For centuries, teaching has been acknowledged as one of the most rewarding careers that one can pursue. It is also one of the most complex and intellectually demanding professions as well. Throughout history, teachers have directed the education of students and influenced generations through the interpretation and application of knowledge, skills, and values.
The history of education according to Dieter Lenzen, president of the Freie Universität Berlin 1994, "began either millions of years ago or at the end of 1770". The evolution of education and culture, and human beings as a species, depended on this practice of transmitting knowledge. In pre-literate societies, this was achieved orally and through imitation, (story-telling) and continued from one generation to the next. Later, oral language developed into written symbols and letters, thus increasing the depth and breadth of knowledge that could be communicated exponentially.
UNESCO has calculated that in the next 30 years more people will receive formal education than in all of human history thus far.
Employment & Training
Who was your favorite teacher? What made them so special that you remembered and admired them for years to come? Some say they love to teach out of a desire to help children learn and grow. Others say they feel a sense of commitment to the community or the nation, an intellectual fascination with a particular subject (e.g., science or math), or they have been inspired by one of their own teachers. What are your reasons? Whatever your reason may be, now it can be your turn to inspire the next generation of astronauts, nobel prize winners, or even presidents of the Unites States.
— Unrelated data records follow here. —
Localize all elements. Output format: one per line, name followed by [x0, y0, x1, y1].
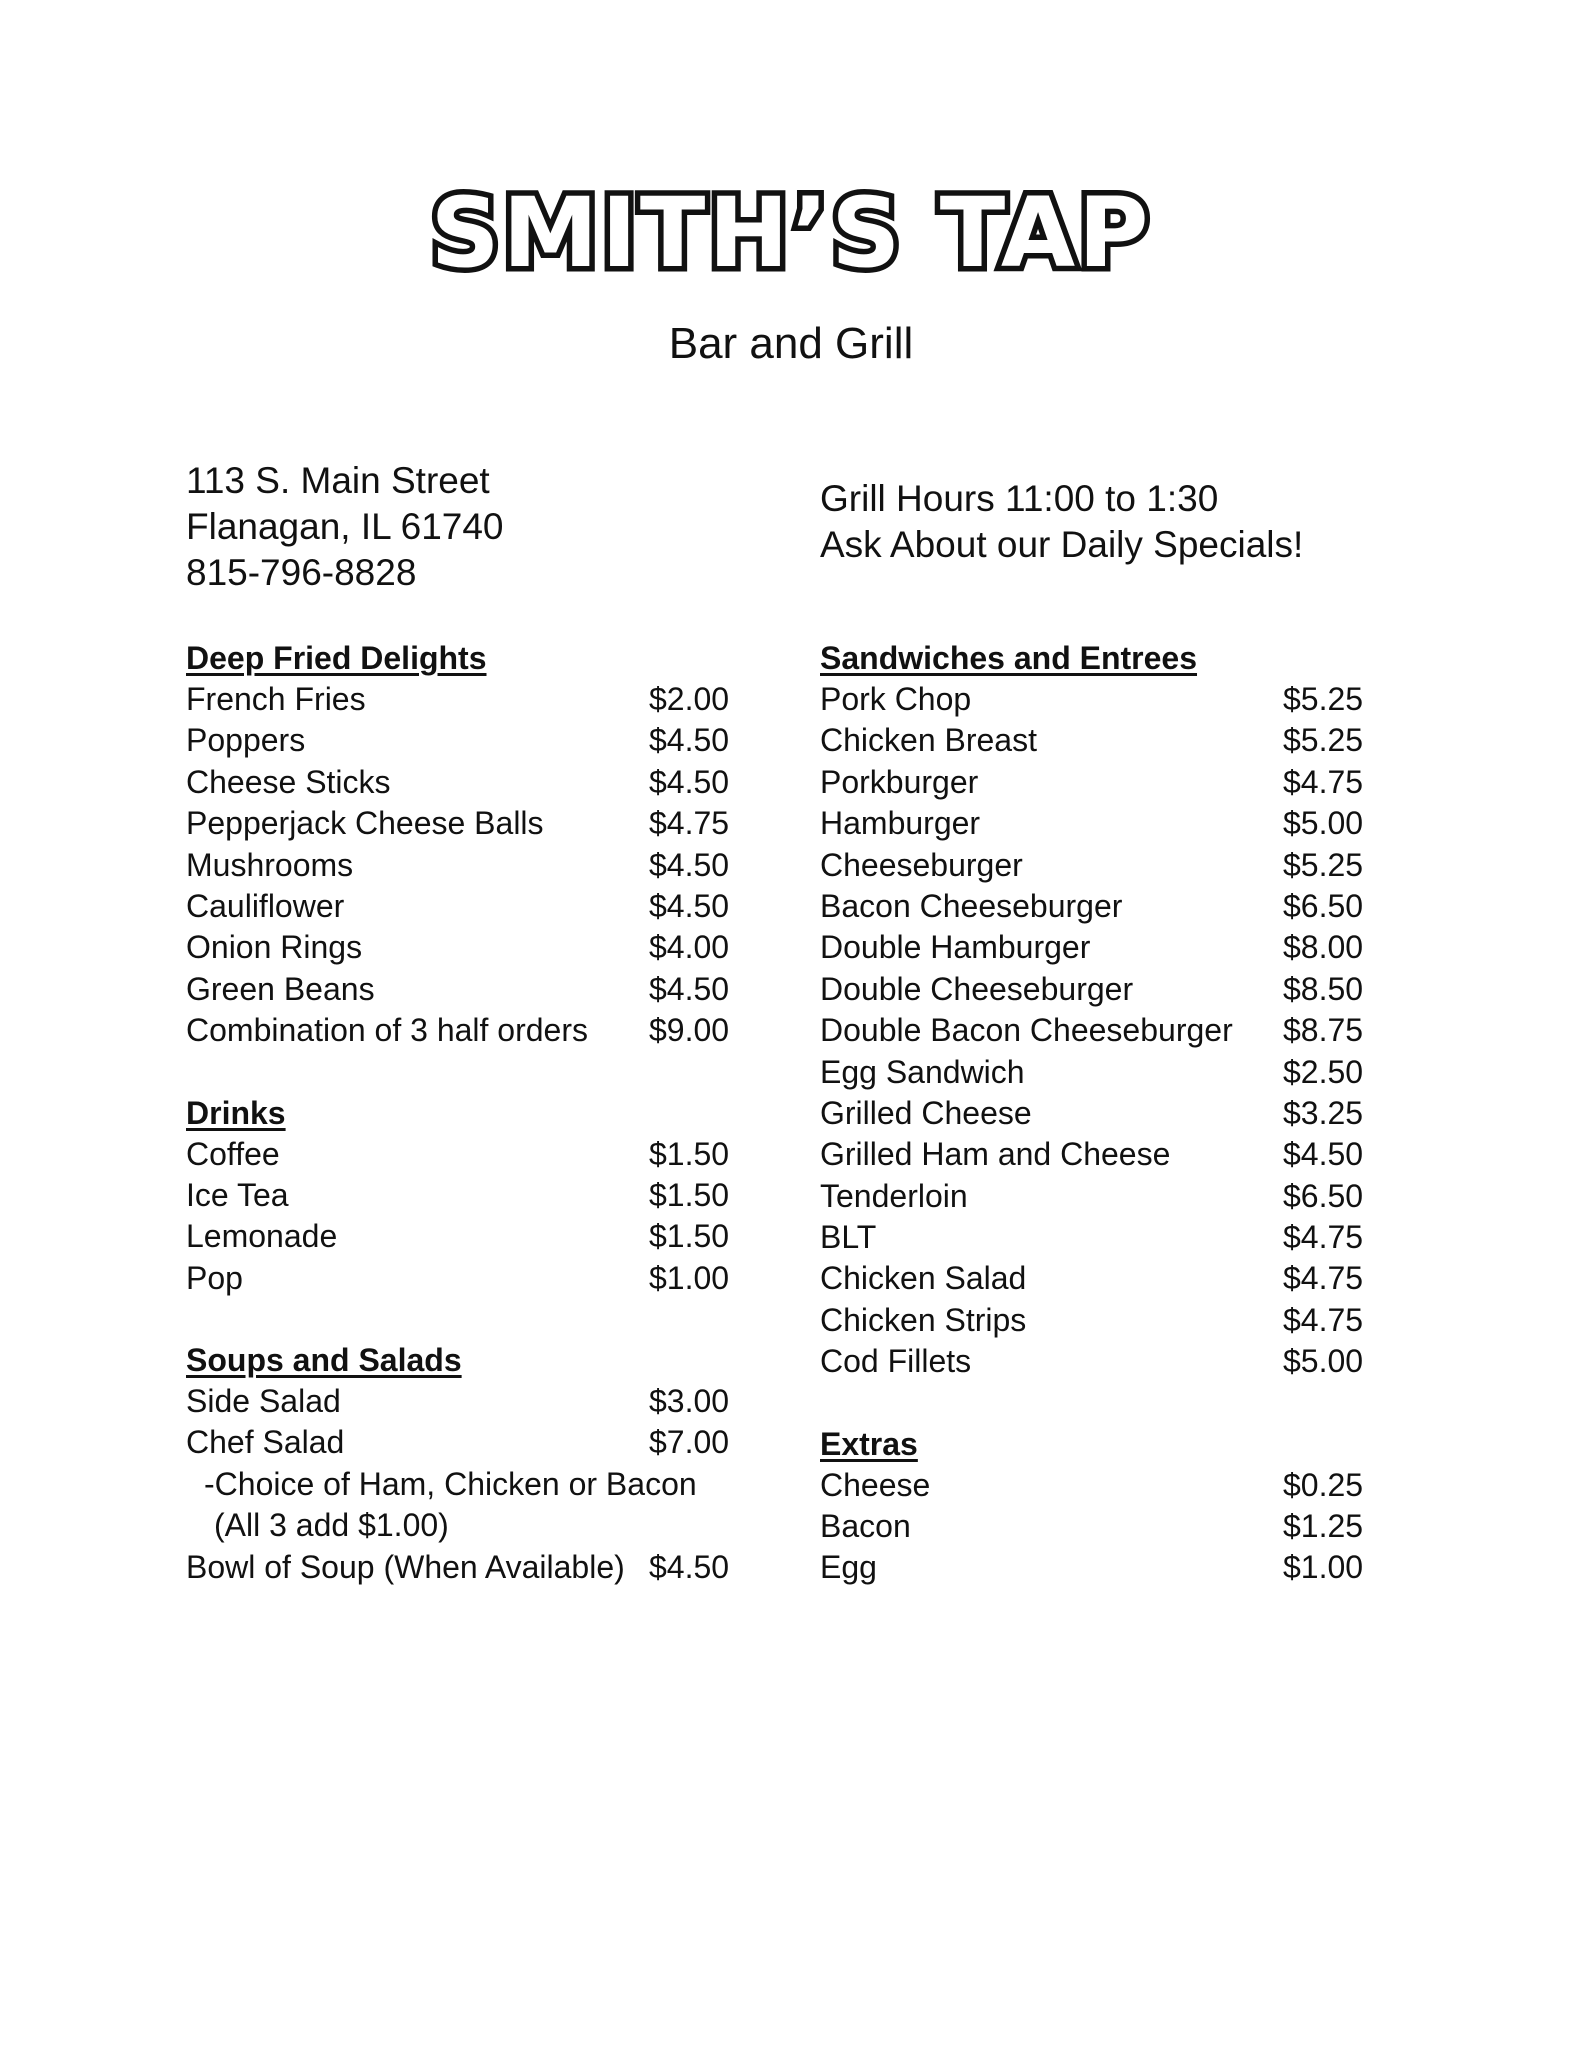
- item-price: $5.00: [1283, 1343, 1364, 1380]
- menu-item: [820, 720, 1380, 761]
- item-name: Double Hamburger: [820, 929, 1091, 966]
- item-name: Egg Sandwich: [820, 1053, 1025, 1090]
- section-sandwiches: [820, 638, 1380, 1383]
- menu-item: [820, 969, 1380, 1010]
- item-price: $4.00: [649, 929, 730, 966]
- item-name: Bowl of Soup (When Available): [186, 1548, 625, 1585]
- item-name: Cheese Sticks: [186, 763, 391, 800]
- section-deep-fried: [186, 638, 746, 1052]
- item-name: Onion Rings: [186, 929, 363, 966]
- item-price: $9.00: [649, 1012, 730, 1049]
- item-name: Ice Tea: [186, 1176, 289, 1213]
- item-name: Cheeseburger: [820, 846, 1023, 883]
- menu-item: [820, 1217, 1380, 1258]
- item-name: Green Beans: [186, 970, 375, 1007]
- section-soups-salads: [186, 1340, 746, 1588]
- menu-item: [186, 845, 746, 886]
- item-price: $0.25: [1283, 1466, 1364, 1503]
- menu-item: [820, 1341, 1380, 1382]
- item-name: Double Cheeseburger: [820, 970, 1134, 1007]
- menu-item: [820, 762, 1380, 803]
- item-price: $1.00: [1283, 1549, 1364, 1586]
- item-price: $4.75: [1283, 763, 1364, 800]
- menu-item: [820, 1010, 1380, 1051]
- menu-item: [186, 1134, 746, 1175]
- item-price: $2.00: [649, 681, 730, 717]
- menu-item: [186, 1258, 746, 1299]
- item-name: Pork Chop: [820, 681, 972, 717]
- item-price: $4.75: [1283, 1260, 1364, 1297]
- daily-specials-note: Ask About our Daily Specials!: [820, 524, 1304, 565]
- section-heading: Soups and Salads: [186, 1342, 462, 1379]
- item-price: $4.50: [649, 763, 730, 800]
- menu-item: [820, 1134, 1380, 1175]
- menu-item: [820, 927, 1380, 968]
- left-column: [186, 458, 746, 1588]
- address-line-2: Flanagan, IL 61740: [186, 506, 504, 547]
- menu-item: [820, 886, 1380, 927]
- menu-item: [186, 1216, 746, 1257]
- item-price: $4.50: [649, 970, 730, 1007]
- menu-item: [186, 720, 746, 761]
- item-price: $5.25: [1283, 722, 1364, 759]
- item-name: Bacon: [820, 1508, 911, 1545]
- menu-item: [820, 1300, 1380, 1341]
- menu-item: [820, 803, 1380, 844]
- item-name: Double Bacon Cheeseburger: [820, 1012, 1233, 1049]
- item-price: $5.00: [1283, 805, 1364, 842]
- item-price: $3.00: [649, 1383, 730, 1420]
- item-price: $1.50: [649, 1135, 730, 1172]
- item-name: French Fries: [186, 681, 366, 717]
- menu-item: [186, 1422, 746, 1463]
- menu-item: [186, 1010, 746, 1051]
- item-name: BLT: [820, 1219, 877, 1256]
- item-name: Egg: [820, 1549, 877, 1586]
- restaurant-subtitle: Bar and Grill: [668, 319, 914, 368]
- item-name: Chicken Salad: [820, 1260, 1027, 1297]
- item-price: $4.50: [649, 846, 730, 883]
- item-price: $4.50: [649, 887, 730, 924]
- item-price: $1.50: [649, 1176, 730, 1213]
- menu-item: [186, 803, 746, 844]
- menu-item: [820, 1052, 1380, 1093]
- item-name: Porkburger: [820, 763, 979, 800]
- item-name: Tenderloin: [820, 1177, 968, 1214]
- menu-item: [186, 927, 746, 968]
- section-heading: Sandwiches and Entrees: [820, 640, 1198, 676]
- menu-item: [186, 1547, 746, 1588]
- item-name: Grilled Ham and Cheese: [820, 1136, 1171, 1173]
- section-heading: Deep Fried Delights: [186, 640, 487, 676]
- item-price: $2.50: [1283, 1053, 1364, 1090]
- item-price: $6.50: [1283, 1177, 1364, 1214]
- item-name: Cheese: [820, 1466, 931, 1503]
- menu-item: [820, 1093, 1380, 1134]
- item-name: Chef Salad: [186, 1424, 345, 1461]
- item-note: -Choice of Ham, Chicken or Bacon: [204, 1465, 697, 1502]
- item-price: $3.25: [1283, 1094, 1364, 1131]
- menu-item: [820, 1258, 1380, 1299]
- item-name: Bacon Cheeseburger: [820, 887, 1123, 924]
- section-drinks: [186, 1093, 746, 1300]
- item-price: $1.25: [1283, 1508, 1364, 1545]
- grill-hours: Grill Hours 11:00 to 1:30: [820, 478, 1219, 519]
- menu-item: [820, 679, 1380, 720]
- right-column: [820, 476, 1380, 1589]
- menu-item: [186, 679, 746, 720]
- section-extras: [820, 1424, 1380, 1589]
- menu-item: [820, 845, 1380, 886]
- address-line-1: 113 S. Main Street: [186, 460, 490, 501]
- item-name: Pop: [186, 1259, 243, 1296]
- item-price: $8.75: [1283, 1012, 1364, 1049]
- item-price: $4.75: [1283, 1219, 1364, 1256]
- item-name: Pepperjack Cheese Balls: [186, 805, 544, 842]
- item-price: $4.75: [1283, 1301, 1364, 1338]
- section-heading: Drinks: [186, 1094, 286, 1131]
- item-price: $4.75: [649, 805, 730, 842]
- item-name: Coffee: [186, 1135, 280, 1172]
- item-price: $5.25: [1283, 681, 1364, 717]
- menu-item: [186, 886, 746, 927]
- item-price: $4.50: [649, 722, 730, 759]
- item-price: $5.25: [1283, 846, 1364, 883]
- item-name: Poppers: [186, 722, 306, 759]
- item-name: Grilled Cheese: [820, 1094, 1032, 1131]
- item-price: $4.50: [1283, 1136, 1364, 1173]
- item-name: Chicken Strips: [820, 1301, 1027, 1338]
- phone-number: 815-796-8828: [186, 552, 417, 593]
- menu-item: [186, 1175, 746, 1216]
- item-price: $6.50: [1283, 887, 1364, 924]
- menu-item: [820, 1547, 1380, 1588]
- item-name: Cauliflower: [186, 887, 345, 924]
- item-name: Hamburger: [820, 805, 981, 842]
- item-price: $7.00: [649, 1424, 730, 1461]
- item-name: Combination of 3 half orders: [186, 1012, 588, 1049]
- item-price: $8.50: [1283, 970, 1364, 1007]
- menu-item: [186, 762, 746, 803]
- item-price: $4.50: [649, 1548, 730, 1585]
- item-name: Side Salad: [186, 1383, 341, 1420]
- item-price: $1.50: [649, 1218, 730, 1255]
- item-name: Cod Fillets: [820, 1343, 972, 1380]
- menu-item: [186, 969, 746, 1010]
- menu-item: [820, 1506, 1380, 1547]
- item-price: $8.00: [1283, 929, 1364, 966]
- menu-item: [820, 1465, 1380, 1506]
- item-name: Chicken Breast: [820, 722, 1037, 759]
- restaurant-title: SMITH’S TAP: [430, 177, 1152, 289]
- item-note: (All 3 add $1.00): [214, 1507, 449, 1544]
- section-heading: Extras: [820, 1425, 918, 1462]
- item-name: Lemonade: [186, 1218, 338, 1255]
- item-price: $1.00: [649, 1259, 730, 1296]
- menu-item: [186, 1381, 746, 1422]
- item-name: Mushrooms: [186, 846, 354, 883]
- menu-item: [820, 1176, 1380, 1217]
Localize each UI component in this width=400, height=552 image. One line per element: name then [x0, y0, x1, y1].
Today, teachers play a variety of roles in the classroom including: educator, motivator, guide, role model, coach, and disciplinarian. A teacher must also be prepared for the demands on their time outside of the classroom: grading papers, planning lessons, field trips, school functions, and dealing with a myriad of administrative tasks.
In the state of Oregon, a person who wishes to become a teacher at a state-funded schools must first obtain professional qualifications or credentials from a university or college. When a student completes a teacher preparation program with The Oregon Teacher Standards and Practices Commission (TSPC), the college/university recommends to TSPC that the candidate be awarded a license. In addition to teaching licenses, TSPC also awards licenses for school counselors, school psychologists, school nurses, and school administrators (e.g., assistant principals, principals, superintendents). The TSPC web site is www.tspc.state.or.us.